6. En troisième lieu, il ressort des pièces du dossier que Mme A… B…, née le 3 janvier 1996 en République de Macédoine, de nationalité macédonienne, s’est mariée le 13 juillet 2019 en République de Macédoine, avec M. D… C…, né le 4 avril 1972 en Yougoslavie (Macédoine), de nationalité macédonienne également et titulaire d’une carte de résident en cours de validité. De leur union sont nés trois enfants, à savoir Sofiane C…, né le 22 mars 2018 en République de Macédoine, Adam C…, né le 19 novembre 2020 à Roubaix et Sofia C…, née le 18 mars 2022 à Roubaix. La requérante est entrée en France en 2019 et vit avec son mari, d’abord à Tourcoing puis à Croix. Pour autant, à la date de la décision attaquée, la durée de séjour en France de la requérante est relativement limitée. Elle n’exerce aucune activité professionnelle et ne fait état d’aucune insertion personnelle, sociale ou associative particulière. Son époux a fait le choix de ne pas compléter le dossier de regroupement familial initialement présenté en 2020 au demeurant alors même que l’intéressée était déjà sur le territoire français. Par ailleurs, la requérante, son époux et leurs enfants sont tous de nationalité macédonienne et rien ne fait donc obstacle, au vu des seules pièces produites, à ce que la cellule familiale se reconstitue en République de Macédoine. Par suite, la décision contestée n’a pas porté une atteinte disproportionnée au droit de la requérante à mener une vie privée et familiale normale et les stipulations de l’article 8 de la convention européenne de sauvegarde des droits de l’homme et des libertés fondamentales n’ont ainsi pas été méconnues. Pour les mêmes motifs, la décision contestée n’est pas entachée d’une erreur manifeste dans l’appréciation de ses conséquences sur sa situation personnelle.

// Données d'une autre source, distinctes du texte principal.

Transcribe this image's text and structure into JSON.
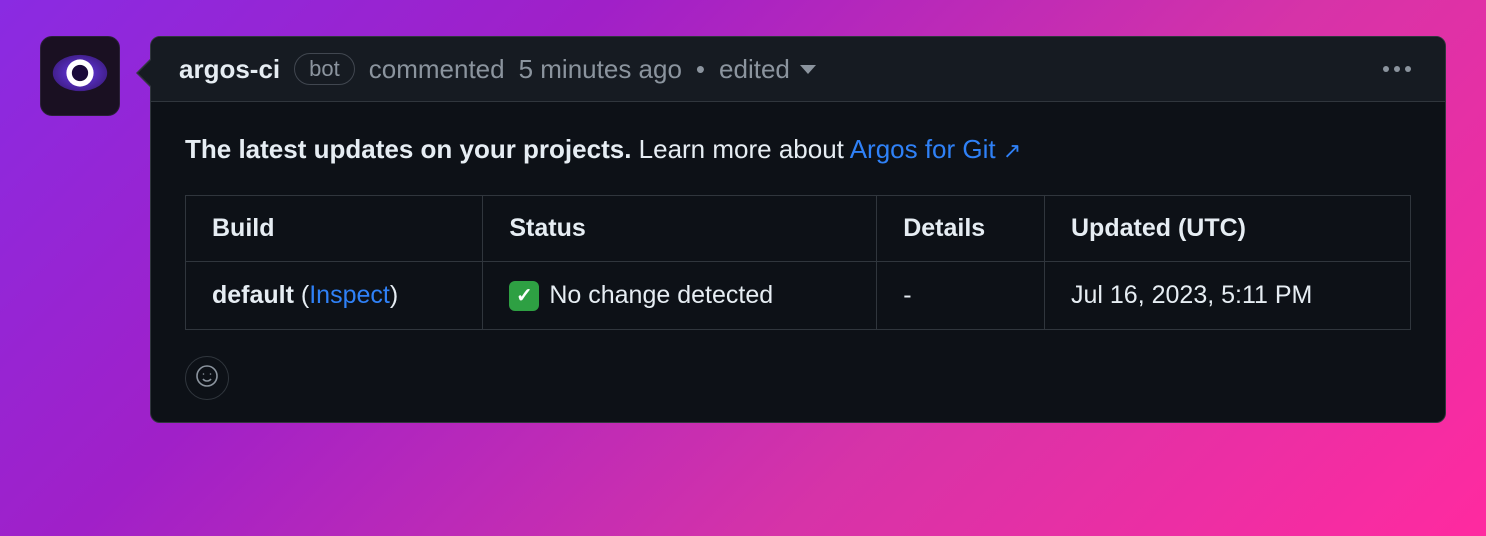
{
  "header": {
    "author": "argos-ci",
    "badge": "bot",
    "action": "commented",
    "time": "5 minutes ago",
    "edited": "edited"
  },
  "body": {
    "lead_strong": "The latest updates on your projects.",
    "lead_rest": " Learn more about ",
    "link_text": "Argos for Git",
    "link_arrow": "↗"
  },
  "table": {
    "headers": {
      "build": "Build",
      "status": "Status",
      "details": "Details",
      "updated": "Updated (UTC)"
    },
    "row": {
      "build_name": "default",
      "inspect_open": " (",
      "inspect_link": "Inspect",
      "inspect_close": ")",
      "check_glyph": "✓",
      "status_text": "No change detected",
      "details": "-",
      "updated": "Jul 16, 2023, 5:11 PM"
    }
  },
  "icons": {
    "avatar": "argos-eye-icon",
    "reaction": "smiley-icon",
    "kebab": "kebab-icon",
    "caret": "caret-down-icon"
  },
  "colors": {
    "link": "#2f81f7",
    "border": "#30363d",
    "bg": "#0d1117",
    "header_bg": "#161b22",
    "muted": "#8b949e",
    "status_green": "#2ea043"
  }
}
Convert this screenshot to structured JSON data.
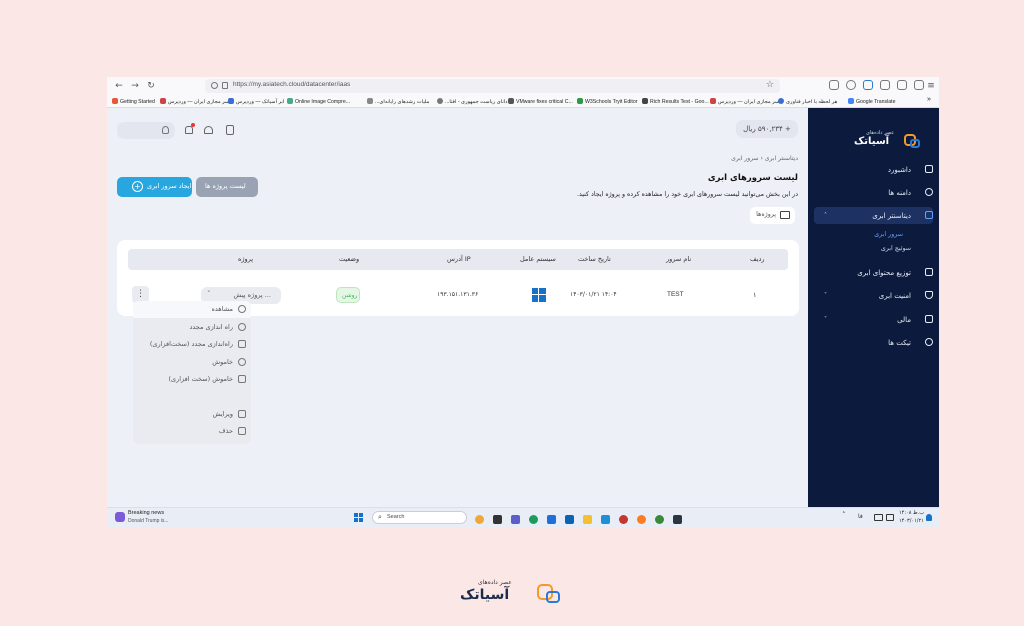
{
  "browser": {
    "url": "https://my.asiatech.cloud/datacenter/iaas",
    "bookmarks": [
      "Getting Started",
      "سر مجازی ایران — وردپرس",
      "ابر آسیاتک — وردپرس",
      "Online Image Compre...",
      "...ملیات رشدهای رایانه‌ای",
      "...دانای ریاست جمهوری - افتا",
      "VMware fixes critical C...",
      "W3Schools Tryit Editor",
      "Rich Results Test - Goo...",
      "سر مجازی ایران — وردپرس",
      "هر لحظه با اخبار فناوری",
      "Google Translate"
    ]
  },
  "topbar": {
    "balance": "۵۹۰,۲۳۴ ریال",
    "balance_plus": "+"
  },
  "breadcrumb": {
    "root": "دیتاسنتر ابری",
    "current": "سرور ابری",
    "sep": "‹"
  },
  "page": {
    "title": "لیست سرورهای ابری",
    "description": "در این بخش می‌توانید لیست سرورهای ابری خود را مشاهده کرده و پروژه ایجاد کنید.",
    "projects_filter": "پروژه‌ها",
    "btn_create": "ایجاد سرور ابری",
    "btn_projects": "لیست پروژه ها"
  },
  "table": {
    "headers": {
      "row": "ردیف",
      "name": "نام سرور",
      "created": "تاریخ ساخت",
      "os": "سیستم عامل",
      "ip": "آدرس IP",
      "status": "وضعیت",
      "project": "پروژه"
    },
    "rows": [
      {
        "row": "۱",
        "name": "TEST",
        "created": "۱۴۰۳/۰۱/۲۱ ۱۴:۰۴",
        "os": "windows-icon",
        "ip": "۱۹۳.۱۵۱.۱۳۱.۳۶",
        "status": "روشن",
        "project": "پروژه پیش ..."
      }
    ]
  },
  "menu": {
    "items": [
      {
        "label": "مشاهده",
        "icon": "eye-icon"
      },
      {
        "label": "راه اندازی مجدد",
        "icon": "restart-icon"
      },
      {
        "label": "راه‌اندازی مجدد (سخت‌افزاری)",
        "icon": "hard-restart-icon"
      },
      {
        "label": "خاموش",
        "icon": "power-icon"
      },
      {
        "label": "خاموش (سخت افزاری)",
        "icon": "hard-power-icon"
      },
      {
        "label": "ویرایش",
        "icon": "edit-icon"
      },
      {
        "label": "حذف",
        "icon": "trash-icon"
      }
    ]
  },
  "sidebar": {
    "brand_small": "عصر داده‌های",
    "brand": "آسیاتک",
    "items": [
      {
        "label": "داشبورد",
        "icon": "home-icon"
      },
      {
        "label": "دامنه ها",
        "icon": "globe-icon"
      },
      {
        "label": "دیتاسنتر ابری",
        "icon": "server-icon"
      },
      {
        "label": "سرور ابری"
      },
      {
        "label": "سوئیچ ابری"
      },
      {
        "label": "توزیع محتوای ابری",
        "icon": "cdn-icon"
      },
      {
        "label": "امنیت ابری",
        "icon": "shield-icon"
      },
      {
        "label": "مالی",
        "icon": "wallet-icon"
      },
      {
        "label": "تیکت ها",
        "icon": "chat-icon"
      }
    ]
  },
  "taskbar": {
    "news_title": "Breaking news",
    "news_sub": "Donald Trump is...",
    "search": "Search",
    "lang": "فا",
    "clock_time": "۱۴:۰۸ ب.ظ",
    "clock_date": "۱۴۰۳/۰۱/۲۱"
  },
  "footer_logo": {
    "small": "عصر داده‌های",
    "brand": "آسیاتک"
  },
  "colors": {
    "background": "#fbe8e6",
    "sidebar": "#0c1b3d",
    "primary_button": "#27a6e0",
    "secondary_button": "#9aa3b3",
    "status_on": "#3bb54a",
    "logo_orange": "#f39a2a",
    "logo_blue": "#2a7ad1"
  }
}
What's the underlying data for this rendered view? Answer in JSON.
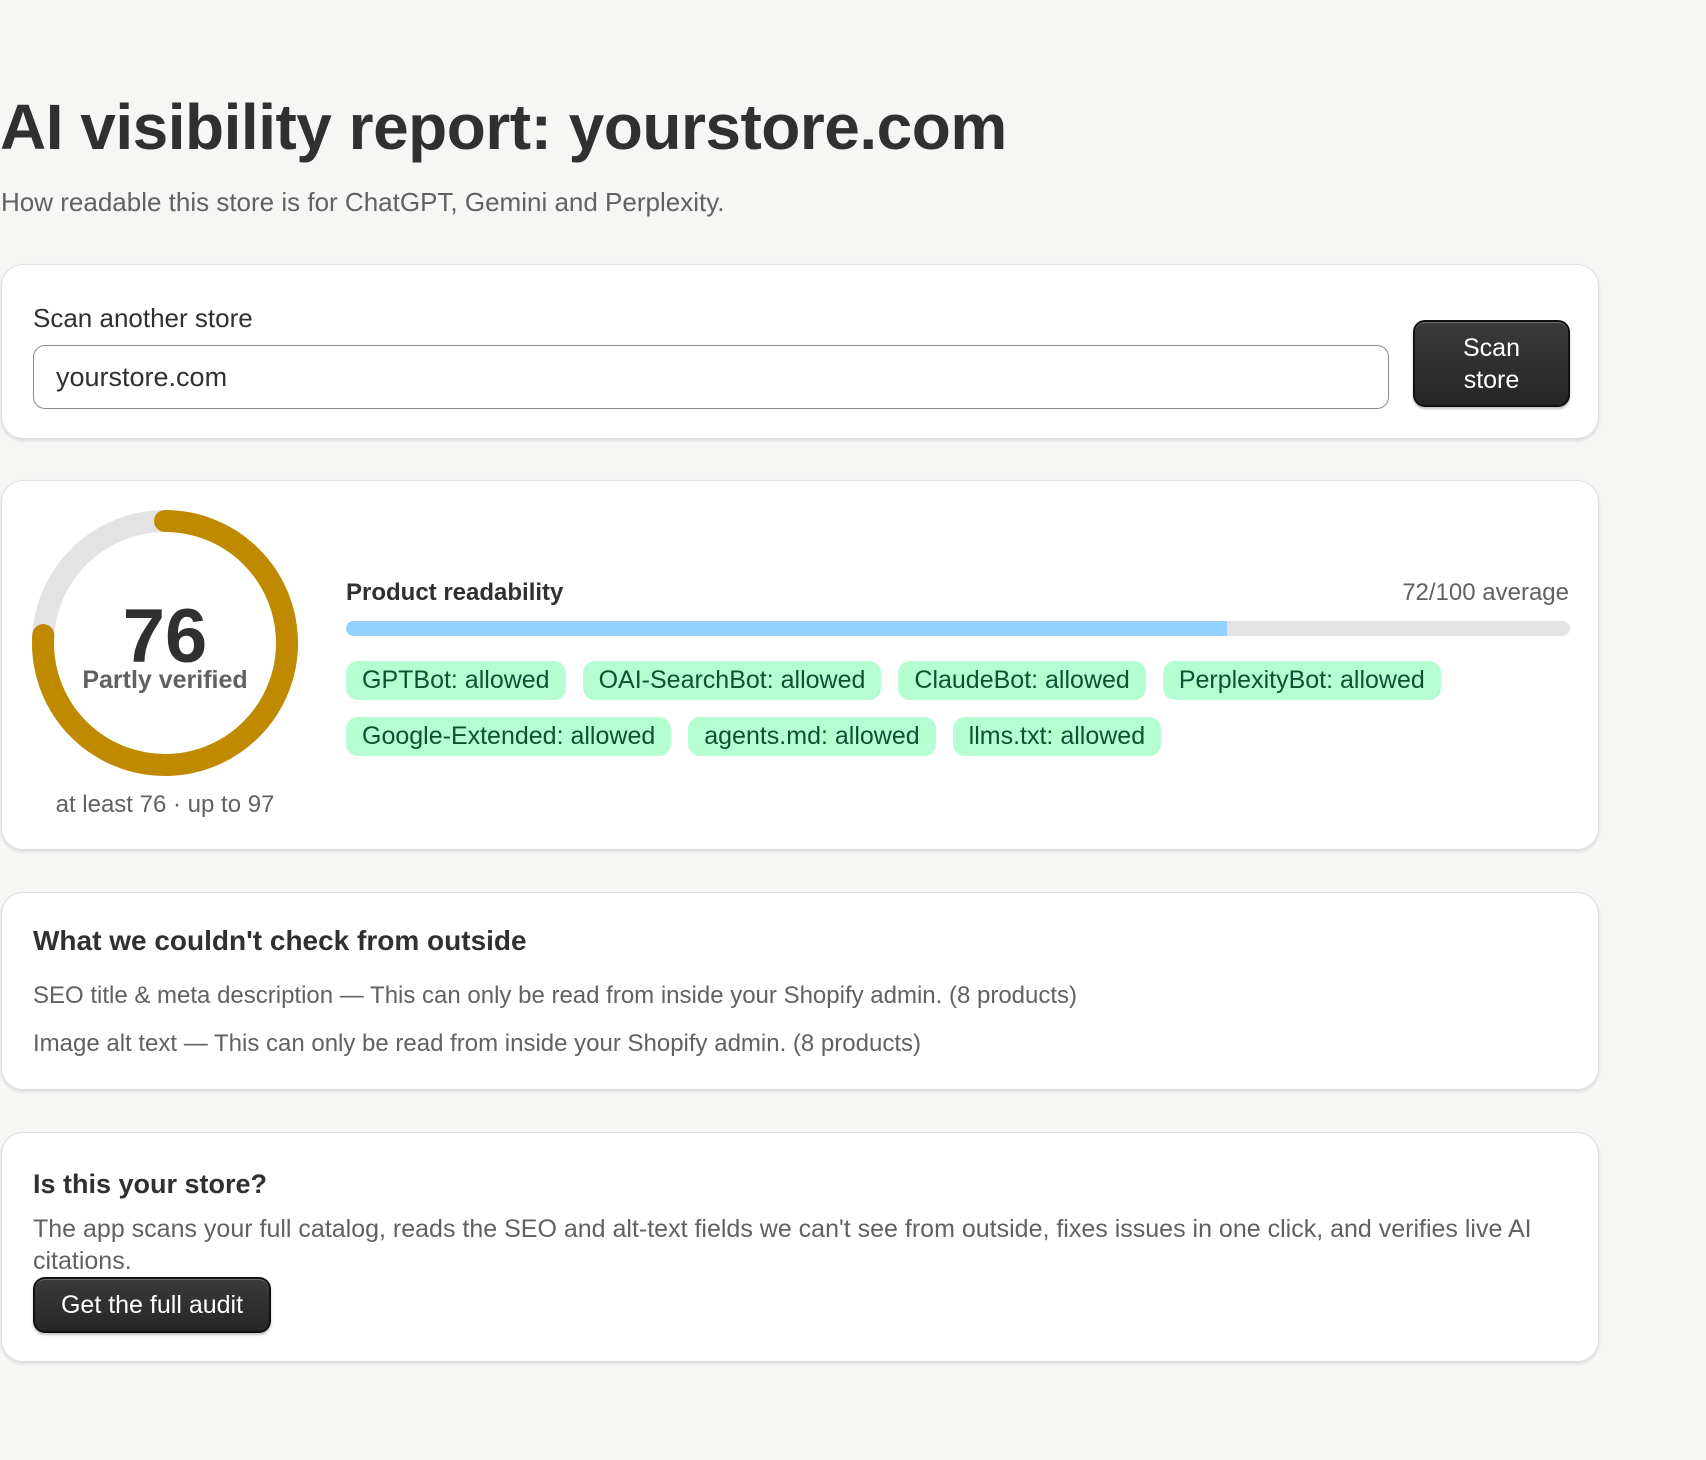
{
  "header": {
    "title": "AI visibility report: yourstore.com",
    "subtitle": "How readable this store is for ChatGPT, Gemini and Perplexity."
  },
  "scan": {
    "label": "Scan another store",
    "input_value": "yourstore.com",
    "button_label": "Scan store"
  },
  "score": {
    "value": "76",
    "fraction": 0.76,
    "status": "Partly verified",
    "range_text": "at least 76 · up to 97",
    "colors": {
      "arc": "#bf8a00",
      "track": "#e3e3e3"
    }
  },
  "readability": {
    "label": "Product readability",
    "average_text": "72/100 average",
    "value": 72,
    "max": 100,
    "fill_color": "#91d0ff"
  },
  "bots": [
    "GPTBot: allowed",
    "OAI-SearchBot: allowed",
    "ClaudeBot: allowed",
    "PerplexityBot: allowed",
    "Google-Extended: allowed",
    "agents.md: allowed",
    "llms.txt: allowed"
  ],
  "unchecked": {
    "title": "What we couldn't check from outside",
    "items": [
      "SEO title & meta description — This can only be read from inside your Shopify admin. (8 products)",
      "Image alt text — This can only be read from inside your Shopify admin. (8 products)"
    ]
  },
  "cta": {
    "title": "Is this your store?",
    "body": "The app scans your full catalog, reads the SEO and alt-text fields we can't see from outside, fixes issues in one click, and verifies live AI citations.",
    "button_label": "Get the full audit"
  }
}
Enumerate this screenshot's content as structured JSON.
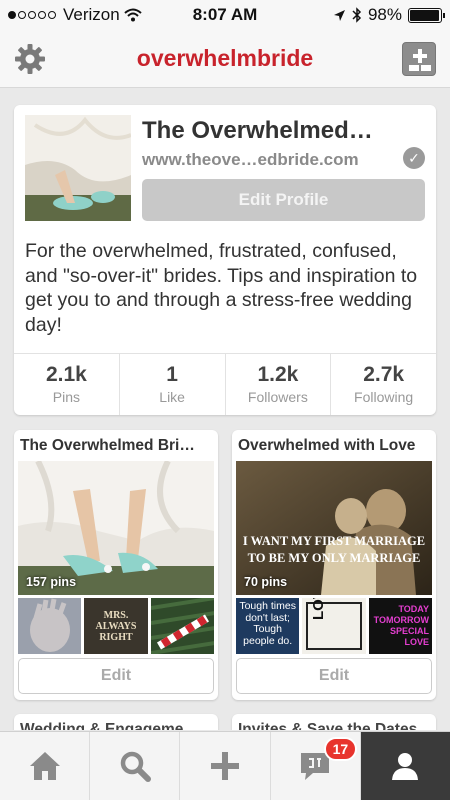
{
  "status_bar": {
    "carrier": "Verizon",
    "time": "8:07 AM",
    "battery": "98%",
    "battery_level": 0.98,
    "signal_bars": 1,
    "icons": [
      "signal-dots-icon",
      "wifi-icon",
      "location-arrow-icon",
      "bluetooth-icon",
      "battery-icon"
    ]
  },
  "nav": {
    "title": "overwhelmbride",
    "left_icon": "gear-icon",
    "right_icon": "add-board-icon",
    "title_color": "#c8232c"
  },
  "profile": {
    "name": "The Overwhelmed…",
    "url": "www.theove…edbride.com",
    "verified_icon": "check-circle-icon",
    "edit_label": "Edit Profile",
    "description": "For the overwhelmed, frustrated, confused, and \"so-over-it\" brides. Tips and inspiration to get you to and through a stress-free wedding day!",
    "stats": [
      {
        "value": "2.1k",
        "label": "Pins"
      },
      {
        "value": "1",
        "label": "Like"
      },
      {
        "value": "1.2k",
        "label": "Followers"
      },
      {
        "value": "2.7k",
        "label": "Following"
      }
    ]
  },
  "boards": [
    {
      "title": "The Overwhelmed Bri…",
      "pin_count": "157 pins",
      "thumb_texts": [
        "",
        "MRS. ALWAYS RIGHT",
        ""
      ],
      "edit_label": "Edit"
    },
    {
      "title": "Overwhelmed with Love",
      "pin_count": "70 pins",
      "cover_text": "I WANT MY FIRST MARRIAGE TO BE MY ONLY MARRIAGE",
      "thumb_texts": [
        "Tough times don't last; Tough people do.",
        "LOVE",
        "TODAY TOMORROW SPECIAL LOVE"
      ],
      "edit_label": "Edit"
    }
  ],
  "partial_boards": [
    {
      "title": "Wedding & Engageme…"
    },
    {
      "title": "Invites & Save the Dates"
    }
  ],
  "tab_bar": {
    "tabs": [
      "home-icon",
      "search-icon",
      "add-icon",
      "notifications-icon",
      "profile-icon"
    ],
    "notification_badge": "17",
    "active_tab": "profile-icon",
    "active_color": "#3a3a3a"
  }
}
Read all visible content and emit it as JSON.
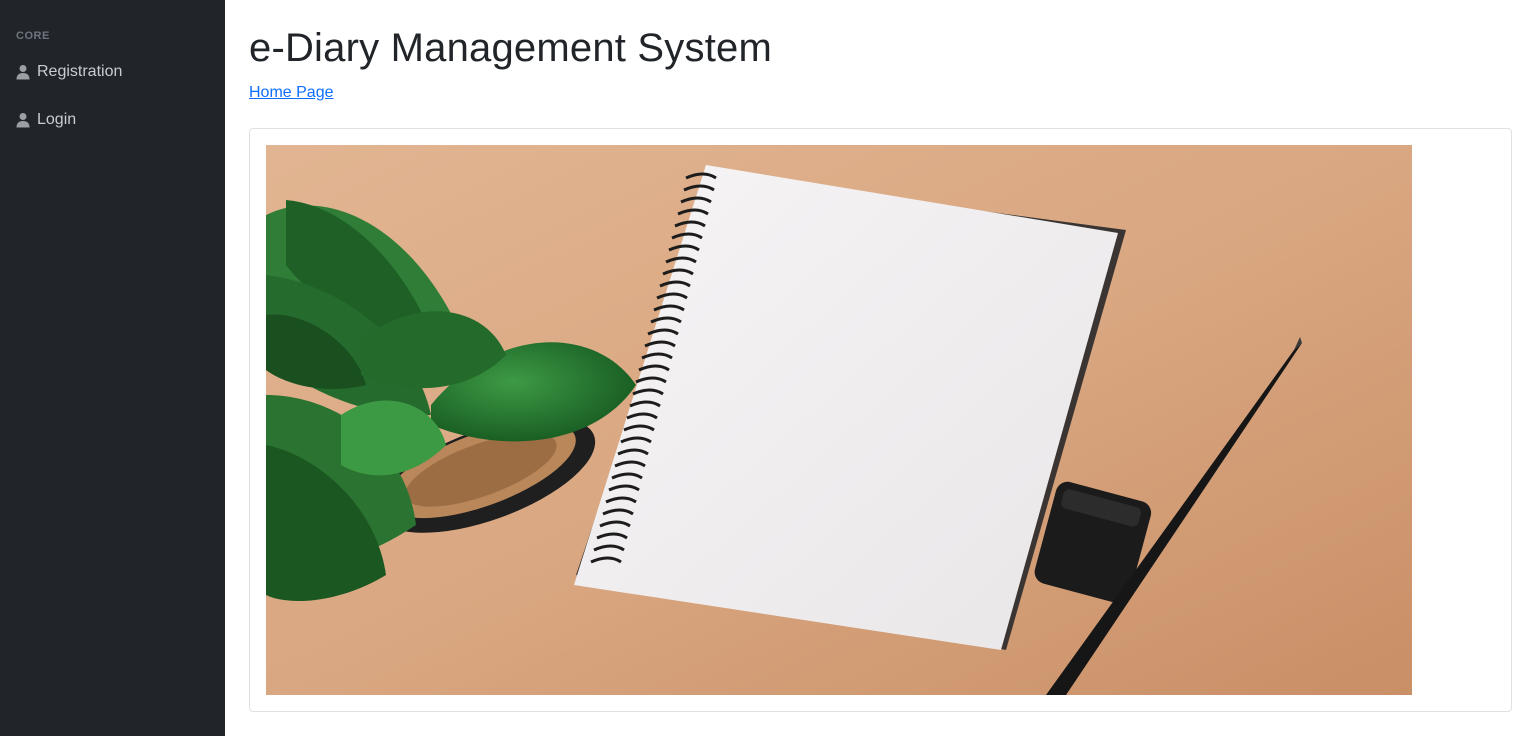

7. En quatrième et dernier lieu, la décision contestée n’a ni pour objet ni pour effet de séparer les enfants de leurs parents ou de faire obstacle à leur scolarisation. Par suite, le moyen tiré de la méconnaissance des stipulations du 1. de l’article 3 de la convention internationale relative aux droits de l’enfant doit être écarté.
8. Il résulte de tout ce qui précède que les conclusions à fin d’annulation présentées par la requérante doivent être rejetées ainsi que, par voie de conséquence, les conclusions à fin d’injonction et celles présentées au titre de l’article L. 761-1 du code de justice administrative.
D E C I D E :
Article 1er : La requête de Mme C… est rejetée.
Article 2 : Le présent jugement sera notifié à Mme A… B… épouse C… et au préfet du Nord.
Copie en sera transmise au ministre de l’intérieur.
Délibéré après l’audience du 16 décembre 2025, à laquelle siégeaient :
M. Fabre, président,
Mme Bruneau, première conseillère,
M. Garot, conseiller.
Rendu public par mise à disposition au greffe le 20 janvier 2026.
Le président-rapporteur,
Signé
X. FABRE
L’assesseur le plus ancien,
Signé
M. BRUNEAU
Le greffier,
Signé
A. DEWIERE
La République mande et ordonne au préfet du Nord en ce qui le concerne ou à tous commissaires de justice à ce requis en ce qui concerne les voies de droit commun contre les parties privées, de pourvoir à l’exécution de la présente décision.